When I was able to crawl out from under the covers and face the music, I sat down at the computer with the intention of learning all that I could about IRS tax levies, back taxes, and what kinds of rights I had as a tax payer and citizen. Imagine how overwhelmed I was when I received thousands of results on Google. I don\’t know how to look on all the information online. It would take months. Being left alone educating myself on this huge problem I created, I could not deal with the pressure of the actual problem. Then, Preferred Tax Relief showed up on the first page when I narrowed my search on Google and get more targeted results.
I took about a half-hour to read through their web site and knew that this was where I belonged. I was speaking with someone who not only knew what I am encountering but as well as been on the other side of the table – he was a former IRS agent after dialing the phone and took a breath to calm myself within seconds.
I do not know how to start sharing to you how it felt to come across Preferred Tax Relief. It was like the proverbial weight had been lifted from my shoulders.
When I entrusted Preferred Tax Relief to handle my tax debt, It was then that I was able to rest my mind and focus on my business, making more income for myself and my family. They were able to lift the tax levy on my bank account and made arrangements for us to make monthly payments that fit within out budget.
We were able to feel at ease again. We did not realize how stressed out we were during this ordeal until Preferred Tax Relief amazingly took over. Rather than letting the stress and worry take over every walking hour of the day and awaken us at night, we suddenly had more time to enjoy ourselves and our family.
Are you encountering an overwhelming situation with the IRS? Your rights as a taxpayer are known to Preferred Tax Relief and our tax specialists can support in enforcing them.
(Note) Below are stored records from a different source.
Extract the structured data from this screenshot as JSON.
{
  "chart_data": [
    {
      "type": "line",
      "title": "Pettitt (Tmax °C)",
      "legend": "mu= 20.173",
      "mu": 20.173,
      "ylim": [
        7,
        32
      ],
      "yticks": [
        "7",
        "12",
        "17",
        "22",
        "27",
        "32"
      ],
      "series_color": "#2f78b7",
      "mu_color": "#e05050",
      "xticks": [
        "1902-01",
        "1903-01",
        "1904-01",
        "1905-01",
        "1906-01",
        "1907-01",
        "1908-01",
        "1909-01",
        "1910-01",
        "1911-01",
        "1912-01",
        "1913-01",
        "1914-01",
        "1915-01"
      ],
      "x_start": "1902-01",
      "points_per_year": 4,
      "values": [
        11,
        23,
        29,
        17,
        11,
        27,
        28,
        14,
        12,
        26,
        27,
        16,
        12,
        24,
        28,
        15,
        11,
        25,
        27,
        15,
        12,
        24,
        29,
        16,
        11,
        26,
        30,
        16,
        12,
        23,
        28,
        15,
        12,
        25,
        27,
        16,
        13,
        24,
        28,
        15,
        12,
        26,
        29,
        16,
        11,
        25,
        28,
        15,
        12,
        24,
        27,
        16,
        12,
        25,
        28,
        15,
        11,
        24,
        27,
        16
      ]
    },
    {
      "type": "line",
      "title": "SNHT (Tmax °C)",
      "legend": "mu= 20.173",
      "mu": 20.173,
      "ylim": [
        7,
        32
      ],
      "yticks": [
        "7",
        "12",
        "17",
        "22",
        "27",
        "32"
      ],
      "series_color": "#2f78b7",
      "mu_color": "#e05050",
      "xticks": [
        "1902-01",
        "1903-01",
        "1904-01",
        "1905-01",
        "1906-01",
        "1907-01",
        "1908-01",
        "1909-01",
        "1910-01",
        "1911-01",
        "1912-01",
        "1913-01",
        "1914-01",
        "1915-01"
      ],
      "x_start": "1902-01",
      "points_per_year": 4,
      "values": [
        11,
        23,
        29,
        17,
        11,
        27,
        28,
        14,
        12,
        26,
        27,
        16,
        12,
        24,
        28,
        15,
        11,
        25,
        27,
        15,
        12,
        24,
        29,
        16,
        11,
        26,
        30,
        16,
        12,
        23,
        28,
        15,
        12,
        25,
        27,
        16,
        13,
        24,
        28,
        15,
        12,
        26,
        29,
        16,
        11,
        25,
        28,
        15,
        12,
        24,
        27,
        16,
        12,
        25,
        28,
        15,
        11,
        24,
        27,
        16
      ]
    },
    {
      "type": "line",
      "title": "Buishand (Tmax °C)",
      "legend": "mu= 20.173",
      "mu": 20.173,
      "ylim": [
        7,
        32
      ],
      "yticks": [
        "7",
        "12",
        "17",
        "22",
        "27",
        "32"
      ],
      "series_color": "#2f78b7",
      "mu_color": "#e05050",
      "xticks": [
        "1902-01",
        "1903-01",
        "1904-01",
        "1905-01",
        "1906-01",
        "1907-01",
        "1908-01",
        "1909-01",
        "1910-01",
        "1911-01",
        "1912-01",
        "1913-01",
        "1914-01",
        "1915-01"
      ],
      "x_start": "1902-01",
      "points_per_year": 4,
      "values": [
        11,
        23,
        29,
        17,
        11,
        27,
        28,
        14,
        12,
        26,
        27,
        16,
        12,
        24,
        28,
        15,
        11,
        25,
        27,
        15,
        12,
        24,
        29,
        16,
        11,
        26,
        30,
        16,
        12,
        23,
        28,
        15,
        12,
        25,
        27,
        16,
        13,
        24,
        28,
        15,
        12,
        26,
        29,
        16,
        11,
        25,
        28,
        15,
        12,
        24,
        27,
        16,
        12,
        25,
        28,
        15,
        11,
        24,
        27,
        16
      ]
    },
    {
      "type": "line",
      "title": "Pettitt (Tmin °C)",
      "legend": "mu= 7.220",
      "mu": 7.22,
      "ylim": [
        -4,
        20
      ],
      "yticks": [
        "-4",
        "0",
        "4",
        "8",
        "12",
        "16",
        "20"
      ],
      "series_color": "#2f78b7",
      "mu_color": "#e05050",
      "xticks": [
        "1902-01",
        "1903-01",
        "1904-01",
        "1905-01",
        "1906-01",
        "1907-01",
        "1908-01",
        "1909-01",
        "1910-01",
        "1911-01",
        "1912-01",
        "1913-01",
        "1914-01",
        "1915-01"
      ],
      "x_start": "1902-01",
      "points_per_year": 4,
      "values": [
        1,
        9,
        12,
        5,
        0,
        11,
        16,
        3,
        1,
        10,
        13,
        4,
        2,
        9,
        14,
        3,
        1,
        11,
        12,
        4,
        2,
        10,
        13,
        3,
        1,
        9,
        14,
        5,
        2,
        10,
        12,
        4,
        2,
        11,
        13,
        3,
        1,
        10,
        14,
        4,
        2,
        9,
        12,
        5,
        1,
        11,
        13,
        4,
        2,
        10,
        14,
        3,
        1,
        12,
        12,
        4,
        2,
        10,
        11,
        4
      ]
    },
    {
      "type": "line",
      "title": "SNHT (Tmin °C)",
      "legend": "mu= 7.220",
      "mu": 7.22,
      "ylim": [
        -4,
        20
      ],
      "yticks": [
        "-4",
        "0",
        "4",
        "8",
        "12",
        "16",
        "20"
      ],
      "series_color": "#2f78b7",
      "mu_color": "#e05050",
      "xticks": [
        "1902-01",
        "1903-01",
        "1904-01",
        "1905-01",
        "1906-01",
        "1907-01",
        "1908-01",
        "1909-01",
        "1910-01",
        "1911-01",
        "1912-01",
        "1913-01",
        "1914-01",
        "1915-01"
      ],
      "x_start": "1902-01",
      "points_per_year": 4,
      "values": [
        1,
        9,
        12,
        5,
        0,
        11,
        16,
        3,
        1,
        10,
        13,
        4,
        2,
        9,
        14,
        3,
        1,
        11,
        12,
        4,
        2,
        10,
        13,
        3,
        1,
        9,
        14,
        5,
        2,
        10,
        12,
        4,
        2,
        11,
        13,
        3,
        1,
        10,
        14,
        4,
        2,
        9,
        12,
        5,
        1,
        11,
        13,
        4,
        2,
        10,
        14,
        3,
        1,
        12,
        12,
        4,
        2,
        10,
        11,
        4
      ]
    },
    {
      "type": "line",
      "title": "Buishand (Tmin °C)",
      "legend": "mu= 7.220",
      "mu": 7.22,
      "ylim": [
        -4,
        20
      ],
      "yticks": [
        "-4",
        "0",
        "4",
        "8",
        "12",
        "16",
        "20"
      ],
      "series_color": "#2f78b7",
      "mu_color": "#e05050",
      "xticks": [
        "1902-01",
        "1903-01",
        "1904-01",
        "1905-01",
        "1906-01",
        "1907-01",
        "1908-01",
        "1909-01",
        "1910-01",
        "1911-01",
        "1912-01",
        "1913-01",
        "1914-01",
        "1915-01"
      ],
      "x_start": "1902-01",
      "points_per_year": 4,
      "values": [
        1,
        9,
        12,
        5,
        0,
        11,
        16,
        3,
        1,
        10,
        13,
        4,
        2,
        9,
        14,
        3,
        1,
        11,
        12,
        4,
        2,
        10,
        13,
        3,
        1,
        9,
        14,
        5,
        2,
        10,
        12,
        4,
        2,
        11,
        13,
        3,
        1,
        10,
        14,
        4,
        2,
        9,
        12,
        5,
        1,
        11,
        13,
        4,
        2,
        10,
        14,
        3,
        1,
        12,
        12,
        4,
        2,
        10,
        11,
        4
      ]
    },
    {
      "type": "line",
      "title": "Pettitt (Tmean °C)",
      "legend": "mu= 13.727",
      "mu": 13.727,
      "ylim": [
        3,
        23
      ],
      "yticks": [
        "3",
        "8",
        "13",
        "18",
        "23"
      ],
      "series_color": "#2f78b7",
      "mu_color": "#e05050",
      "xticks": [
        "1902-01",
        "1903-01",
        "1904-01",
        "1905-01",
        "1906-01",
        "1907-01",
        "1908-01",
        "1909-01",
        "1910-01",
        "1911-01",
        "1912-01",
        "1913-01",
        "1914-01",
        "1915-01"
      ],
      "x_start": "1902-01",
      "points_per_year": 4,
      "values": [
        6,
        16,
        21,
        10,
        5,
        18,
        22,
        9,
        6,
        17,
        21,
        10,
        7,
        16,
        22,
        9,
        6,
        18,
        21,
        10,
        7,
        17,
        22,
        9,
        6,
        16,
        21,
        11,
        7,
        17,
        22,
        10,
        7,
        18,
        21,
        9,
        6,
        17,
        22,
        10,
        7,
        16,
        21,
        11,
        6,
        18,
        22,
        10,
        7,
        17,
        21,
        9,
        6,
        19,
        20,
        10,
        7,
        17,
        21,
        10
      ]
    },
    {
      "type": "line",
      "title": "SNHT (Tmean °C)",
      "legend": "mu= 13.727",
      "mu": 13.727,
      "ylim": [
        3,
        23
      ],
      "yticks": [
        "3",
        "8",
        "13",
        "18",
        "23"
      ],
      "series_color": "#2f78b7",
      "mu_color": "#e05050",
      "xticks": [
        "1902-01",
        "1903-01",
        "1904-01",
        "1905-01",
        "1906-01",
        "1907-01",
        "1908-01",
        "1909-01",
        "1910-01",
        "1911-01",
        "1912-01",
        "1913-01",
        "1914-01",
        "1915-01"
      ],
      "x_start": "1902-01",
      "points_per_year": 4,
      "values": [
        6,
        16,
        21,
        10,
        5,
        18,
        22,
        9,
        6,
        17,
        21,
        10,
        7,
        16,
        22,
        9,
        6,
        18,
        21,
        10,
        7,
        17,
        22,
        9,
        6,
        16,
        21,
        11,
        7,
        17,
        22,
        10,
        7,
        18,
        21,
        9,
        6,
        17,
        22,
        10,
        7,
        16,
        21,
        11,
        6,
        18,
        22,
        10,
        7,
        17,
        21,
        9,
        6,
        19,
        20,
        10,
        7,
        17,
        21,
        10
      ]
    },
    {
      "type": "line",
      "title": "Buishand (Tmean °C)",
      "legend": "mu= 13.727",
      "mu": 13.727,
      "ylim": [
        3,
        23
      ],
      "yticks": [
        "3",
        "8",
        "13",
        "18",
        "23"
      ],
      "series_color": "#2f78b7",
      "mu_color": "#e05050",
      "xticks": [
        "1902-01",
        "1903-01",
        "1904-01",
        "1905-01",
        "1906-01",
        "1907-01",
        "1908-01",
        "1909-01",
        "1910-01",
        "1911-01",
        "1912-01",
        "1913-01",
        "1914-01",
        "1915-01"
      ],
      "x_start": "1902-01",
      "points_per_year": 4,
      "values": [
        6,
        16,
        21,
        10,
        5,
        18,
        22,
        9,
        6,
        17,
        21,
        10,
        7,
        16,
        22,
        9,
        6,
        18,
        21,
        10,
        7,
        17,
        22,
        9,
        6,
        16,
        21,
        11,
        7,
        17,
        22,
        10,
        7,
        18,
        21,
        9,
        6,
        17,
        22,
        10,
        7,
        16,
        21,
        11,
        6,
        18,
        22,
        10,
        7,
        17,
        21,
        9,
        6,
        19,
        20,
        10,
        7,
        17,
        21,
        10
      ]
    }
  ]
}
Don\’t reprint this exact article. Instead, reprint a free unique content version of this same article.
Please take a moment and buy us lunch or a java!Tempting Fate With Futures
Posted by: | CommentsInvestments can be a problematic prospect, especially for the average investor whose only aim in to grow his or her nest egg. Indeed, in some regards these investors are the backbone of the industry. That being said, they can also be some of its most dramatic victims. One mismanaged trade can be the ruin of any fortune — and often is.
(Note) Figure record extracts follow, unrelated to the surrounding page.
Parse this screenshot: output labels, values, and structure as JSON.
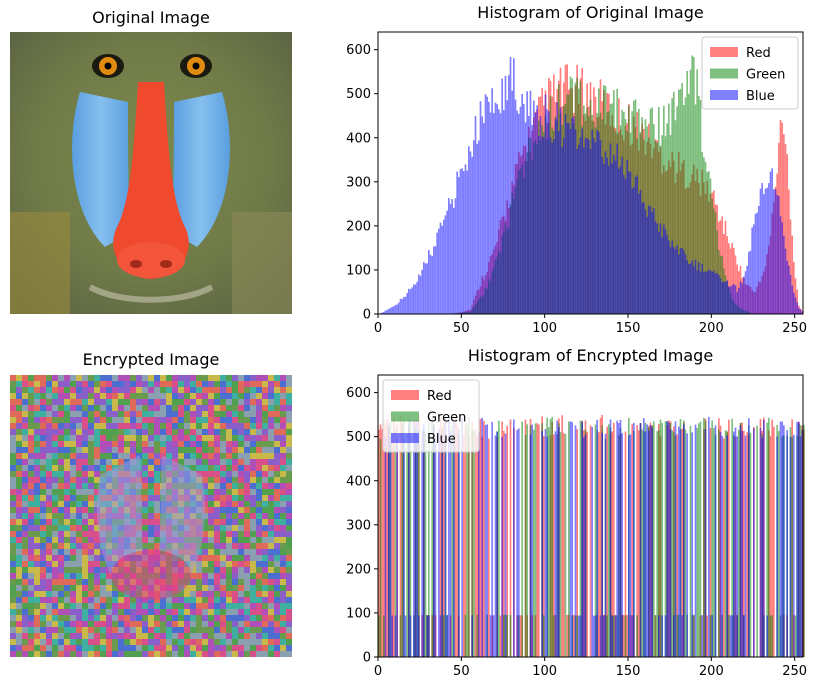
{
  "images": [
    {
      "title": "Original Image"
    },
    {
      "title": "Encrypted Image"
    }
  ],
  "chart_data": [
    {
      "type": "bar",
      "title": "Histogram of Original Image",
      "xlim": [
        0,
        255
      ],
      "ylim": [
        0,
        640
      ],
      "xticks": [
        0,
        50,
        100,
        150,
        200,
        250
      ],
      "yticks": [
        0,
        100,
        200,
        300,
        400,
        500,
        600
      ],
      "legend_position": "top-right",
      "series": [
        {
          "name": "Red",
          "color": "#ff0000",
          "alpha": 0.5,
          "points": [
            [
              0,
              0
            ],
            [
              20,
              0
            ],
            [
              35,
              0
            ],
            [
              45,
              0
            ],
            [
              55,
              10
            ],
            [
              62,
              80
            ],
            [
              70,
              150
            ],
            [
              78,
              260
            ],
            [
              86,
              360
            ],
            [
              94,
              430
            ],
            [
              100,
              480
            ],
            [
              106,
              500
            ],
            [
              112,
              510
            ],
            [
              120,
              505
            ],
            [
              128,
              490
            ],
            [
              136,
              470
            ],
            [
              144,
              445
            ],
            [
              152,
              430
            ],
            [
              160,
              400
            ],
            [
              170,
              360
            ],
            [
              180,
              330
            ],
            [
              190,
              310
            ],
            [
              200,
              270
            ],
            [
              205,
              220
            ],
            [
              210,
              170
            ],
            [
              215,
              120
            ],
            [
              220,
              70
            ],
            [
              225,
              50
            ],
            [
              230,
              80
            ],
            [
              234,
              150
            ],
            [
              238,
              280
            ],
            [
              241,
              420
            ],
            [
              243,
              450
            ],
            [
              246,
              300
            ],
            [
              249,
              120
            ],
            [
              252,
              20
            ],
            [
              255,
              0
            ]
          ]
        },
        {
          "name": "Green",
          "color": "#008000",
          "alpha": 0.5,
          "points": [
            [
              0,
              0
            ],
            [
              40,
              0
            ],
            [
              55,
              5
            ],
            [
              65,
              60
            ],
            [
              75,
              180
            ],
            [
              85,
              320
            ],
            [
              95,
              420
            ],
            [
              102,
              450
            ],
            [
              110,
              480
            ],
            [
              120,
              490
            ],
            [
              130,
              470
            ],
            [
              140,
              460
            ],
            [
              150,
              460
            ],
            [
              160,
              440
            ],
            [
              170,
              430
            ],
            [
              178,
              460
            ],
            [
              185,
              520
            ],
            [
              188,
              570
            ],
            [
              191,
              520
            ],
            [
              194,
              400
            ],
            [
              198,
              330
            ],
            [
              203,
              180
            ],
            [
              208,
              80
            ],
            [
              212,
              30
            ],
            [
              218,
              10
            ],
            [
              225,
              0
            ],
            [
              255,
              0
            ]
          ]
        },
        {
          "name": "Blue",
          "color": "#0000ff",
          "alpha": 0.5,
          "points": [
            [
              0,
              0
            ],
            [
              3,
              5
            ],
            [
              10,
              20
            ],
            [
              20,
              60
            ],
            [
              30,
              130
            ],
            [
              40,
              220
            ],
            [
              50,
              320
            ],
            [
              58,
              420
            ],
            [
              66,
              480
            ],
            [
              72,
              500
            ],
            [
              80,
              540
            ],
            [
              86,
              500
            ],
            [
              92,
              470
            ],
            [
              98,
              450
            ],
            [
              105,
              440
            ],
            [
              112,
              420
            ],
            [
              120,
              400
            ],
            [
              130,
              380
            ],
            [
              140,
              360
            ],
            [
              150,
              320
            ],
            [
              160,
              250
            ],
            [
              170,
              190
            ],
            [
              180,
              140
            ],
            [
              190,
              110
            ],
            [
              200,
              90
            ],
            [
              210,
              70
            ],
            [
              215,
              55
            ],
            [
              220,
              95
            ],
            [
              225,
              200
            ],
            [
              230,
              270
            ],
            [
              233,
              320
            ],
            [
              236,
              300
            ],
            [
              240,
              250
            ],
            [
              244,
              150
            ],
            [
              248,
              60
            ],
            [
              252,
              15
            ],
            [
              255,
              0
            ]
          ]
        }
      ]
    },
    {
      "type": "bar",
      "title": "Histogram of Encrypted Image",
      "xlim": [
        0,
        255
      ],
      "ylim": [
        0,
        640
      ],
      "xticks": [
        0,
        50,
        100,
        150,
        200,
        250
      ],
      "yticks": [
        0,
        100,
        200,
        300,
        400,
        500,
        600
      ],
      "legend_position": "top-left",
      "series": [
        {
          "name": "Red",
          "color": "#ff0000",
          "alpha": 0.5,
          "points": [
            [
              0,
              480
            ],
            [
              64,
              470
            ],
            [
              128,
              480
            ],
            [
              192,
              470
            ],
            [
              255,
              480
            ]
          ]
        },
        {
          "name": "Green",
          "color": "#008000",
          "alpha": 0.5,
          "points": [
            [
              0,
              470
            ],
            [
              64,
              480
            ],
            [
              128,
              470
            ],
            [
              192,
              480
            ],
            [
              255,
              470
            ]
          ]
        },
        {
          "name": "Blue",
          "color": "#0000ff",
          "alpha": 0.5,
          "points": [
            [
              0,
              470
            ],
            [
              64,
              475
            ],
            [
              128,
              470
            ],
            [
              192,
              475
            ],
            [
              255,
              470
            ]
          ]
        }
      ]
    }
  ]
}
Many go-it-alone investors, in an effort to thwart cruel fate, prefer to add a new dimension to their investment strategy: time. To the uninitiated, this means they prefer to trade in futures. This means investors can utilize traditional commodities or E-mini index funds to leverage the projected value of commodities at some point in the future — hence the name.
Futures are not shackled to the whims and wishes of Wall Street — not directly, in any case. To that end, an investor can enjoy the privilege of round-the-clock trading via any global exchange. To be sure, the futures trader does not look to New York as much as he or she looks to the Second City, Chicago. The Chicago Mercantile Exchange is the mecca future traders turn to seek their fortunes.
It should be noted that although futures allow for greater investment flexibility, they require ready access to significant amounts of liquid capital. That is, they require access to cash — and lots of it. This is so because should your E-minis drop below the CME margin call, you will be required to ante-up, as it were. You can\’t take your place at the roulette wheel unless you can afford to buy the placards, you see.
What futures promise — and often deliver to the savvy strategist — is the potential for dramatic gains. With a handful of E-minis, some commodities traders can reap a veritable financial whirlwind. Of course, this is subject to training and it would be in the best interests of the would-be futures traders to enroll in a futures trading course before embarking on too rigorous a trading regiment.
Heed the better part of your good sense and enroll in a well regarded futures trading course prior to frittering away your hard-earned capital.